Baza award exhibition at Sofia city art gallery, July 22 - August 18 2019
curator Daniela Radeva

The memory is about a kindergarten carer who used (the threat of) making us undress in front of everyone as a way of disciplining us.

A few years ago I discover a forgotten memory from kindergarten that appeared in my head after a panic attack. Maybe for the first time I'm ready to face it? Even now it’s incomplete. It looks like an old shrapnel - a fragment of a crash that happened some place else. In this fragment of a memory I find a form of humiliation so strong that it is capable of dividing the personality in two. For more than a year I explore it – I make drawings related to the magnetism of a terrible memory. It takes me 13 months to tell it for the first time, and that’s how I realize that language plays an important part here, because it‘s difficult to speak almost to the point of being unbearable. Then I meet with other people who have witnessed the events, people who have been kids like I have been in those years. I talk to them. I try to get closer to the place of the memory, the kindergarten itself, and make a recording, but I never make it there, something stops me. Eventually I record on the pavement on the other side of the street. I make a video about another person’s memories of the event and about trying to fix things long past. I think about “broilki” – Bulgarian child’s poems, counting rhymes of the type of “eeny, meeny, miny, moe”, but in the local tradition for centuries they have been full of explicit violence, prejudice, blood, obscure sexuality, anger and threat.* I went under the table to look for the memories there - I had once heard that one can remember forgotten dreams and other escaped recollections in small spaces.  The magnetic power of this memory? It is unfinished, but also - it speaks about the darkness of childhood.

There is no other moment in our life that we are like an open ear - completely defenceless to the point that even words can hurt us. An ear cannot choose to close off.

In part I of this project, there is a recording, made near the kindergarten, of the memory as it happened. The recording' is to be listened in the corner of the room, as if the viewer is a grounded child.  
In part II, there is a recording of old childhood counting rhymes. It’s to be listened closer to the ground, while crouching.

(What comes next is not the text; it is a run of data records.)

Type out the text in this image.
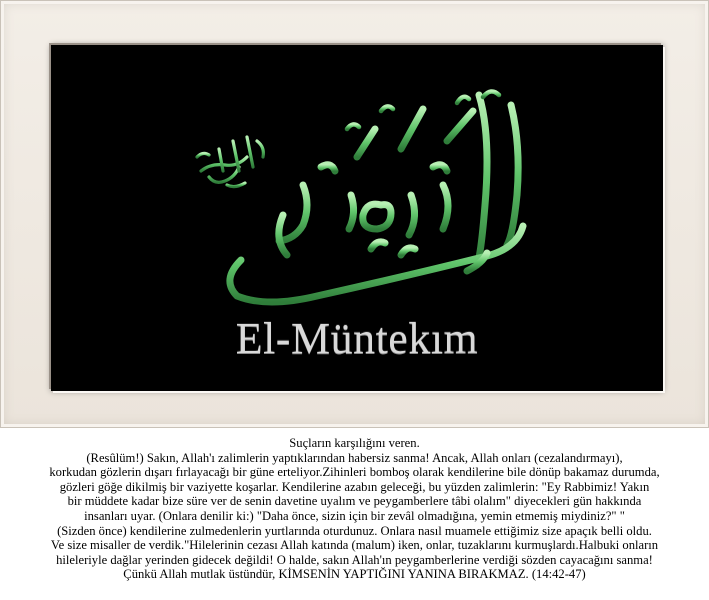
El-Müntekım
Suçların karşılığını veren.
(Resûlüm!) Sakın, Allah'ı zalimlerin yaptıklarından habersiz sanma! Ancak, Allah onları (cezalandırmayı),
korkudan gözlerin dışarı fırlayacağı bir güne erteliyor.Zihinleri bomboş olarak kendilerine bile dönüp bakamaz durumda,
gözleri göğe dikilmiş bir vaziyette koşarlar. Kendilerine azabın geleceği, bu yüzden zalimlerin: "Ey Rabbimiz! Yakın
bir müddete kadar bize süre ver de senin davetine uyalım ve peygamberlere tâbi olalım" diyecekleri gün hakkında
insanları uyar. (Onlara denilir ki:) "Daha önce, sizin için bir zevâl olmadığına, yemin etmemiş miydiniz?" "
(Sizden önce) kendilerine zulmedenlerin yurtlarında oturdunuz. Onlara nasıl muamele ettiğimiz size apaçık belli oldu.
Ve size misaller de verdik."Hilelerinin cezası Allah katında (malum) iken, onlar, tuzaklarını kurmuşlardı.Halbuki onların
hileleriyle dağlar yerinden gidecek değildi! O halde, sakın Allah'ın peygamberlerine verdiği sözden cayacağını sanma!
Çünkü Allah mutlak üstündür, KİMSENİN YAPTIĞINI YANINA BIRAKMAZ. (14:42-47)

Or if the viewer is a child, that should be the ideal height for them.

who1
who2

In part III, there are 4 abstract paintings on the wall.

In part IV, there is a recording of a piece by Alexander Kyd, These waters remember, which is to be listened with headphones on, while the viewer needs to go under a table with a glass table-top to access the headphones. 

In part V, there is a video exploring another person’s memories of the events - a friend from kindergarten who has a completely different recollection than mine.

Video still

Video still

* A direct translation to some of them:  

My mum scolded me for a cigarette. My dad married Geni the pig – and little piggies with pink asses were born.

A stone fell down from the sky, it hit Goshko on the belly, how much blood ran out, how much pus ran out, who was “it” – first “it” was him!  

A bear shat on a path – who ate it, was it you? 

Charlie Chaplin got hammered, he drank a hundred bottles of rum, he didn’t pay the bartender, he went home and punched his wife; she gave birth to his children, he ate them like fried eggs.